IMPORTANT NOTE #1: What you probably do not realize is that the investigators and police are allowed to lie to you, and they will, repeatedly. There is nothing you can say that is “off the record.” There is absolutely NO truth when they say “a man would own up to what they did” or “the lie detector test will clear you.” Agents and Investigators will almost always purposefully NOT video or audio record your interrogation. They do not want anyone to see how you were treated, lied to, or coerced to make a statement against yourself.
IMPORTANT NOTE #2: If you invoke your right to remain silent, investigators may re-initiate the questioning or interrogation after a "reasonable" amount of time. This usually equates to about 15 minutes. Therefore, invoking your right to remain silent will not end an interrogation in most instances. On the other hand, asking for an attorney will cause an immediate end to an interrogation. Read below for more details about the effect of asking for attorney assistance.
IF YOU HAVE ALREADY MADE A STATEMENT: Do not lose hope if you have already made a statement. Mr. Culp and Mr. Litka have successfully represented clients who have made statements against their interests. Under certain circumstances, the statement can be "suppressed" because it was taken in violation of your rights. Moreover, even in circumstances where a military judge does not suppress the statement, an experieced counsel may be able to demonstrate that the statement is not to be believed because it does not reflect what you actually stated to the investigator or agent.
In general, if you have already made a statement:
1. Do not make any more statements.
2. Write down all the circumstances that were going on that led up to your statement.
a. Were you out partying the night before you made the statement?
b. Was there anyone with you such as your commander or first sergeant when you first made the statement?
c. Were you ordered to speak? Were you escorted you down to the investigators or police and told your escort would be back when you were finished?
d. How many hours were you at the investigators or police before you made the statement?
e. When was the first time you were read your rights?
f. Did you invoke your right to counsel?
3. Do not lose hope, and contact an experienced attorney about your situation as soon as possible.

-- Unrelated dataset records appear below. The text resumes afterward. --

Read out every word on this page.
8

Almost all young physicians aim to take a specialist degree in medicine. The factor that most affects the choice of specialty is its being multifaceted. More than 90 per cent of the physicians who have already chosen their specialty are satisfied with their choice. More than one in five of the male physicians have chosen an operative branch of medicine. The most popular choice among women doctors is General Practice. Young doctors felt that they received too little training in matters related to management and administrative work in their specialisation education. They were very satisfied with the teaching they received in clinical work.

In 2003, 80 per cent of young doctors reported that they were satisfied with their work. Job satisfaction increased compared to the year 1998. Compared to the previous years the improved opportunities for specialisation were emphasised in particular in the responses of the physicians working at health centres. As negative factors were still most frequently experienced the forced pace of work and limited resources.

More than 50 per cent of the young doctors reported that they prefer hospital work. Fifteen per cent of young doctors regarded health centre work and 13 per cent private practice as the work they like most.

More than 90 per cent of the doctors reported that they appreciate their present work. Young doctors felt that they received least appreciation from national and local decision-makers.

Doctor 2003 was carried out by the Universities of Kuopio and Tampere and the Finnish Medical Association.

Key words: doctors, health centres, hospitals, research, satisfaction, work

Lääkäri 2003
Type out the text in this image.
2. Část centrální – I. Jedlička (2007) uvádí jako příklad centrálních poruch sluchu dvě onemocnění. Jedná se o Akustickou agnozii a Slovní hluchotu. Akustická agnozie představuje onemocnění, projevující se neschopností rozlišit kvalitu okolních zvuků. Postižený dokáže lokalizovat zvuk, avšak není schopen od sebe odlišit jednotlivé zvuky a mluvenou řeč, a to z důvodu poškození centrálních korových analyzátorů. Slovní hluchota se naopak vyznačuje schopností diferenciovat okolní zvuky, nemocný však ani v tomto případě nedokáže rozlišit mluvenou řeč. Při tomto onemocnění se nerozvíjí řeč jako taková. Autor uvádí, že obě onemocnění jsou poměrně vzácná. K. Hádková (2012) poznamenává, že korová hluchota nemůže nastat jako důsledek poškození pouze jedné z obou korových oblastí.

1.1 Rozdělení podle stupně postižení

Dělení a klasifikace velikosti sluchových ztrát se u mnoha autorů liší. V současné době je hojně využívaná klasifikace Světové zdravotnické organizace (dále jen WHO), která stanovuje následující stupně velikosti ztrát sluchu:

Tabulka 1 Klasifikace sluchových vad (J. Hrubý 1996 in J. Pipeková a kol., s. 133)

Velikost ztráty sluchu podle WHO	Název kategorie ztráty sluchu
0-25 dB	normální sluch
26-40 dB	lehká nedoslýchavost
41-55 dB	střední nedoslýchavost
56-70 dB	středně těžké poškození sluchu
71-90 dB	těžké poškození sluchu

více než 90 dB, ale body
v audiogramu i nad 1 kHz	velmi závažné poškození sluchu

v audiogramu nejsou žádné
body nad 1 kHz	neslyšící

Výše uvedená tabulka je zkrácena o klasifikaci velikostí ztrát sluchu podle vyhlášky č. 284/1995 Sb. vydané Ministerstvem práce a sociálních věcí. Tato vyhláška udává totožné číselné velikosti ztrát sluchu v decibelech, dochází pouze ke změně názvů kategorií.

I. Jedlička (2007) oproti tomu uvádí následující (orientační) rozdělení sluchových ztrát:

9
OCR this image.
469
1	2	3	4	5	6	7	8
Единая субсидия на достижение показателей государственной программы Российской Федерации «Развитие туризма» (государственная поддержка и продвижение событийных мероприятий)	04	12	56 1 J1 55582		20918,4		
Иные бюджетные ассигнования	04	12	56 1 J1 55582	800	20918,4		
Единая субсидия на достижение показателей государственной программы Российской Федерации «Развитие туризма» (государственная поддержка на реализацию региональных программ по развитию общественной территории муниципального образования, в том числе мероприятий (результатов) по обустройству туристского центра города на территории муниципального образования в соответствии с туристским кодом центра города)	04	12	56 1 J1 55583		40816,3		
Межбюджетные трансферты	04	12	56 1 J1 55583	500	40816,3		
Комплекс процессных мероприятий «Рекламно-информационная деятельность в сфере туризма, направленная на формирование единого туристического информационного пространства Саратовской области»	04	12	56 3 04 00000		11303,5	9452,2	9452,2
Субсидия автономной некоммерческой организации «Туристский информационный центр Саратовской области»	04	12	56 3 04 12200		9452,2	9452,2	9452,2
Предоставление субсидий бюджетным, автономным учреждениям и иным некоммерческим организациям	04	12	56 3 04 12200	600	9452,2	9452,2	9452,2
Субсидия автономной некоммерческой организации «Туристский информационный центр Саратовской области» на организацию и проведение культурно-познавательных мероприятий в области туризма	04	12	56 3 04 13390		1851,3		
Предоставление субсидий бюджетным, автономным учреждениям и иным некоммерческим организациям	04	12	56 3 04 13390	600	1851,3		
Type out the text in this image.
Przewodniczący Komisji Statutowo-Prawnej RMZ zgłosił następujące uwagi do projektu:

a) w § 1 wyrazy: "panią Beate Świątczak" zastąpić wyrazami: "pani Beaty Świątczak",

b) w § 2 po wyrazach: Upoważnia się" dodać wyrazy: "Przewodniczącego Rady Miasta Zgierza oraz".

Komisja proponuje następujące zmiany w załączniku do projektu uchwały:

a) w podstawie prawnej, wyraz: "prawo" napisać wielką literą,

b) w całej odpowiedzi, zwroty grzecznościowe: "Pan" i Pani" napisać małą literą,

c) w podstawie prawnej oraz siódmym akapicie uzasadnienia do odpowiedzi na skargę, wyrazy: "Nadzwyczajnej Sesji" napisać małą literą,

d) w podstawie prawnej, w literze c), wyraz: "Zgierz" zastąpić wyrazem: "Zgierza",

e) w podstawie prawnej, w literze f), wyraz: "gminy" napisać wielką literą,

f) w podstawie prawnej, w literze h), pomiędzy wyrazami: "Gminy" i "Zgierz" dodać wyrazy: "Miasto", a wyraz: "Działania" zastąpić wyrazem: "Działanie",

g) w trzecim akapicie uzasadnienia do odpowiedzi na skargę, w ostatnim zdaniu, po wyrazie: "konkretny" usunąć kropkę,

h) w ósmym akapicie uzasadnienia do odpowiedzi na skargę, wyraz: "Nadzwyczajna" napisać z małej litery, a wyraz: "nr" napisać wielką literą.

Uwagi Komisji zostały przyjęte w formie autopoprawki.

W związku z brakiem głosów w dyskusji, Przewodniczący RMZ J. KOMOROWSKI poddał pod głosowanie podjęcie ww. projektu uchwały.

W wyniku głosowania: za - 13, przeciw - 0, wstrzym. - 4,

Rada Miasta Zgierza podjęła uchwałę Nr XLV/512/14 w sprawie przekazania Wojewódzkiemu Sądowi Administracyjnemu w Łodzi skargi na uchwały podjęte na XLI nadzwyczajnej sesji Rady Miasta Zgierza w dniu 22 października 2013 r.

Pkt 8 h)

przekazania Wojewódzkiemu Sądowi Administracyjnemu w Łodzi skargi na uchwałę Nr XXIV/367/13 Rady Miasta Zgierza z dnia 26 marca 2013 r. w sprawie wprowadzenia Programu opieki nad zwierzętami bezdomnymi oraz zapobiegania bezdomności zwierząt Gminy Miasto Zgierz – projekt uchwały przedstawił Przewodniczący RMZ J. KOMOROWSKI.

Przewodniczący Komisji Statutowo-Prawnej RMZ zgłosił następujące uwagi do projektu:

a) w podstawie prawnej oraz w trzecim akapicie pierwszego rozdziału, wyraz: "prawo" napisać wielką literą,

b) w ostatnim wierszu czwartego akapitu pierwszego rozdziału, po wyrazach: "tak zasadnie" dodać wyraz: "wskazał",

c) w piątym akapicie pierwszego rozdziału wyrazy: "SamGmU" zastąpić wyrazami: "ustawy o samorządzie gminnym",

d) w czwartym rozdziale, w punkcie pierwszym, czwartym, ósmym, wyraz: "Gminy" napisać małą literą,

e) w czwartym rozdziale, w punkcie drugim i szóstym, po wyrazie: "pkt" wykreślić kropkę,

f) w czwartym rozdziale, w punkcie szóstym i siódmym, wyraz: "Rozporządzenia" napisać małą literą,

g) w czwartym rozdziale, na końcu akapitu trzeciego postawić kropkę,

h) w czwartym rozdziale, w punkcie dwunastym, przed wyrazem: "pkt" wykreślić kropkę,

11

CONCLUSION: In almost every instance, the only good statement is to NOT make a statement. A statement that is verbal is just as damaging as a statement that is written. When dealing with your command, investigators, or police, always be respectful – but you also need to be firm. Do not allow yourself to be bullied, coerced, or tricked into waiving your important 5th Amendment right against self-incrimination. When you are asked to make a statement, you have the right to JUST SAY NO.